Snakes on a Plane represents the ideal of contemporary major-studio filmmaking — that is, major-studio marketing. Who needs word-of-mouth screenings or critics when you can sell the four-word pitch as written on a napkin? It points to a future that takes all the guesswork out of moviegoing. A major-studio release will be a referendum on the titular concept, and the audience will vote by casting its box office ballot for Big Ol’ Boobs or Shoot Gun Now or As Seen on PlayStation. Only one question will need to be answered: does the movie deliver what it promises?

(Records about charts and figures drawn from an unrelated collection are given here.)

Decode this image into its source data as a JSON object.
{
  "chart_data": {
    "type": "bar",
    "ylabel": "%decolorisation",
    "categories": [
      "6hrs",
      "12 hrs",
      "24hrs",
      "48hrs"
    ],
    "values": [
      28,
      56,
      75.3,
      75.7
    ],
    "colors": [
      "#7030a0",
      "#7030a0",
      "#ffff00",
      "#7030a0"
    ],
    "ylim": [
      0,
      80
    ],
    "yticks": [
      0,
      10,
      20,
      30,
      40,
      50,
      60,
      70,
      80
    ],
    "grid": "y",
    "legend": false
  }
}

The answer, in this case, is yes, holy Jesus, yes. There are snakes up in that motherfuckin’ plane, yo — fat snakes, skinny snakes, snakes with Groucho eyebrows and sporty little curled fangs. It’s the Ben-Hur of herpetology. And with a passenger list of succulent nobodies serving as in-flight snacks, Snakes on a Plane goes about its give-the-people-what-they-want mission with gleefully single-minded crassness. There’s something almost refreshingly venal about a movie with no purpose other than to meet intentions this cheesy.
Snakes on a Plane wears its B-movie shamelessness — its most winning feature and salable commodity — like the swanky pheromones the baddies use to goose their crate-load of venomous serpents into a feeding frenzy. From a dozen straight-to-video thrillers, it swipes the old setup with the dogged FBI agent (Samuel L. Jackson, practically a high concept in himself) transporting a witness in protective custody. From Irwin Allen’s TV-movie knockoffs of his money-minting disaster-movie formula, it borrows the combination of a Grand Hotel character assortment and a Budget Inn cast, stocking the coach section with types such as the Attendant Who Sure Hopes Her Last Flight Is Quiet (Julianna Margulies, in the Karen Black Airport 1975 role), the Pissy Guy You Can’t Wait To See Constricted, and Woman With Plump, Juicy Baby.
A filmmaker with a sense of embarrassment might try to downplay the obviousness of these stock characters and their Fisher-Price exposition. Not so director David R. Ellis, a veteran second-unit man who showed mad genre-movie skillz with Final Destination 2 and Cellular. Ellis emphasizes their phoniness to the point of absurdity, draping the travelers in ridiculous leis and turning them into a frequent flyer’s worst nightmare of sneezy, wheezy, sleazy humanity. (As in the recent Red Eye and Flightplan, mass transit is a Sartrean hell of other people.) When the snakes finally show up — part of a showboating Asian American gangster’s far-fetched assassination plot — they run amok among these stereotypes like the film-shredding gargoyles in Joe Dante’s Gremlins sequel. All but winking at the camera, they gouge eyes, barge in on the Mile High Club, and give zipper-clenching new meaning to the term “trouser snake.”
And yet for a movie that trades explicitly on its audience’s phobias of snakes and tight spaces, Snakes on a Plane does surprisingly little with either fear. The snake attacks are staged with splattery verve and sick humor, but the many CG wrigglers look silly instead of scar, and there are so many of the damned things that none develops any real presence or villainy. The set is one of those multilevel enormojets with a plush upstairs lounge — a setting, in the no-frills Southwest era, as far removed from most people’s experience of flying as zeppelin travel. It’s rarely confining enough to bring out the creepy-crawly effectiveness of the premise: the threat of reaching into an overhead compartment and finding snakeskin that isn’t a jacket.
Seen with a big, unruly audience laughing in disbelief at its own willingness to get on board, the movie is a lot of fun. In the end, though, Snakes on a Plane seems destined to be better remembered as a Web phenomenon than as a movie. Ellis has undeniable flair as a craftsman of big, chaotic set pieces, and he creates a distinctive tone that’s close to poker-faced parody: let it not be said that he hasn’t delivered exactly the movie promised by the title. But people used to go to genre movies to get what they didn’t expect. Snakes on a Plane, for better or worse, is essentially a movie on demand. Like the flailing airline industry, it gives you the ride you paid for, and nothing extra.